Imaginez une forêt urbaine au cœur de Nice (Alpes-Maritimes). C'est pour ce projet qu'Ingérop a été récompensé une neuvième fois du Grand prix national de l'ingénierie dans la catégorie « adapter l'existant pour lutter contre les effets du dérèglement climatique ». Le site concerné accueillait autrefois le lit du fleuve Paillon qui a été recouvert au fil du temps pour les besoins de l'urbanisation grâce à un ouvrage complexe de voûtes mis en place entre les années 1960 et 1980. Dessus s'élevait notamment l'Acropolis, le gigantesque palais des congrès, un volume de 200 m de long qui créait une coupure forte entre les deux avenues minérales qui le bordaient. La décision a été prise de démolir ce bâtiment et de désimperméabiliser ses abords pour transformer le site en un parc arboré. La destruction des voûtes n'a pas été envisagée car elle aurait été trop coûteuse. Par ailleurs, il aurait été difficile d'exploiter le lit asséché du cours d'eau.

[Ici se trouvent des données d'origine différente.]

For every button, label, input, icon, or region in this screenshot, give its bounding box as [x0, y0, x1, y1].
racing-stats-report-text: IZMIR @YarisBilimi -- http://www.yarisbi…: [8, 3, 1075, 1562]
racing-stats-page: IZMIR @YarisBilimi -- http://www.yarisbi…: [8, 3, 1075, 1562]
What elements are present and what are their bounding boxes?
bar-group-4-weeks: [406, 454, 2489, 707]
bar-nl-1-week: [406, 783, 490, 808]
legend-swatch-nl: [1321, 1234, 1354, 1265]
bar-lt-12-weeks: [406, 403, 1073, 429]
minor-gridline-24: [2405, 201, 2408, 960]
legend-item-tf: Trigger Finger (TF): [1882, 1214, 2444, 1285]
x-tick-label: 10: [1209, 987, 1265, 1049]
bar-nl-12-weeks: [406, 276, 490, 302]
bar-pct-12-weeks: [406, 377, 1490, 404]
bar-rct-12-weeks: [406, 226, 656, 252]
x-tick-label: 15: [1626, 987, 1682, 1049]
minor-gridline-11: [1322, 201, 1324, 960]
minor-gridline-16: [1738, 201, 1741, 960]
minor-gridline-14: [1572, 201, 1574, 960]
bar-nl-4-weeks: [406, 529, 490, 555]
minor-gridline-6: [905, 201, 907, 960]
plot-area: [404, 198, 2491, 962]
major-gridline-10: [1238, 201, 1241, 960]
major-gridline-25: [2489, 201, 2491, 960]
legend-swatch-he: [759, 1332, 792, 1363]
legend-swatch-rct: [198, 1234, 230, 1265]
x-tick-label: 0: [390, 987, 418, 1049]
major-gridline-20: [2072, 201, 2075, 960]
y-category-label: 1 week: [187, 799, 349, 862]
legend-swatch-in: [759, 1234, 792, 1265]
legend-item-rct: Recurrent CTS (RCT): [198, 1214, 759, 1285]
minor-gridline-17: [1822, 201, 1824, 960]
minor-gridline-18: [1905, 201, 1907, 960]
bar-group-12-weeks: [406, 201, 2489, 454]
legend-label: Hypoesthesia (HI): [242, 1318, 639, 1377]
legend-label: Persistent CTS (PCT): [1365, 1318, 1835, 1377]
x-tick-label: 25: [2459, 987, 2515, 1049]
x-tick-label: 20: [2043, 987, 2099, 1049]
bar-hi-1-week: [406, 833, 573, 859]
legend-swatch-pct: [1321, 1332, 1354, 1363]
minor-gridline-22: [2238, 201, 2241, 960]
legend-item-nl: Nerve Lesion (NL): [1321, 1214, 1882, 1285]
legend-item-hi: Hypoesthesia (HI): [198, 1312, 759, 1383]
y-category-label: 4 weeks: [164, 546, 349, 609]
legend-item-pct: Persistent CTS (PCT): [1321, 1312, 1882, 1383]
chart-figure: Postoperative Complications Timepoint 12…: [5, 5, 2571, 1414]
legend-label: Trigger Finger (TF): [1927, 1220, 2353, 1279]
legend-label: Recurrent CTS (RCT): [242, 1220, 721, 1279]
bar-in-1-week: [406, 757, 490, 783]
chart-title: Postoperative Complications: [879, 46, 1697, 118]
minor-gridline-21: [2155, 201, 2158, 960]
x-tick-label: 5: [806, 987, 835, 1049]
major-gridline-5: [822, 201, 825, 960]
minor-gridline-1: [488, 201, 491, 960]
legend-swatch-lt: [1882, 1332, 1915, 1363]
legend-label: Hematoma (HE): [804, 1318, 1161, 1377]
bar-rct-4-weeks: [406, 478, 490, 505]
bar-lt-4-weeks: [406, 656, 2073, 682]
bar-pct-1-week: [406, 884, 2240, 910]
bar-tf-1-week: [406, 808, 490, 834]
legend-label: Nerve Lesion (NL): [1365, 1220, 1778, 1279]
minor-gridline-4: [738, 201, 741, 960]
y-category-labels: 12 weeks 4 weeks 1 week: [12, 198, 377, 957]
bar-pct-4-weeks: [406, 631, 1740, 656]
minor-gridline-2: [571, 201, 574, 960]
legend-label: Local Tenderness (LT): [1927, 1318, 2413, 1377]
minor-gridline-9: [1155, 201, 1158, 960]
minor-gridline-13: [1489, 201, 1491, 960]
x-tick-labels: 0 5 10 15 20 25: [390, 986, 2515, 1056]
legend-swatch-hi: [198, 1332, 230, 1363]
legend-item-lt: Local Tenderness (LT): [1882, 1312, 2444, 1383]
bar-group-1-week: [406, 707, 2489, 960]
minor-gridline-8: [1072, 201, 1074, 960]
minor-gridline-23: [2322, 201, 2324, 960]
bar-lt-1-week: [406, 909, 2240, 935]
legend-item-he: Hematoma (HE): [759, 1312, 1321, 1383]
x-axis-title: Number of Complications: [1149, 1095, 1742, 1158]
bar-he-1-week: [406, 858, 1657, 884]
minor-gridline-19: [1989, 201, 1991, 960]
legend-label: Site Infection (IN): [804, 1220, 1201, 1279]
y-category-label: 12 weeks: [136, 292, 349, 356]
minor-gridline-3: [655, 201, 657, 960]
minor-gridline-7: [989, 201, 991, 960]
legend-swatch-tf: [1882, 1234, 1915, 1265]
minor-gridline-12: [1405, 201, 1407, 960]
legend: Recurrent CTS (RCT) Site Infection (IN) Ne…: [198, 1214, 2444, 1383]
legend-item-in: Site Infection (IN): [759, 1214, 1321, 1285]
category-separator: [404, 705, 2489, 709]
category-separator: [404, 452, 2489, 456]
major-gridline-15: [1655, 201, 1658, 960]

« Sur près de 8 ha, plus de 2 500 arbres adaptés au climat actuel et futur seront plantés dessus pour atténuer les îlots de chaleur urbains, stocker du CO2 et accueillir la biodiversité », résume Guillaume Chauvin, directeur du projet. Fin 2025, les Niçois pourront profiter de cette coulée verte qui suit le lit du fleuve depuis la promenade des Anglais. La phase 1 des travaux a eu lieu entre 2010 et 2013. Cette phase 2 sera plus végétale et plus dense.

Modélisation. Une telle transformation impose de régler plusieurs défis techniques. Le premier d'entre eux impliquait de modéliser les structures en voûtes qui recouvrent le Paillon pour estimer leurs capacités portantes. Des investigations physico-chimiques ont permis de déterminer leur état de conservation. « Nous avons regardé les ferraillages, leur corrosion, les enrobages, la teneur en chlorure, la carbonatation des bétons, leur taux de sulfates ou encore leurs dosages en eaux et en ciment », détaille Sébastien Respaud, chef du département génie civil. Ces caractéristiques ont été intégrées au modèle qui prend en compte les points singuliers de faiblesse (exutoires, renfoncements, défauts, ouvertures) ainsi que les incertitudes liées à la réalisation. « La vérification tient également compte de l'historique de chargement des structures en s'appuyant sur les hypothèses de charges les plus sévères de façon à affiner au plus près les calculs, dont les résultats varient selon les situations », poursuit-il.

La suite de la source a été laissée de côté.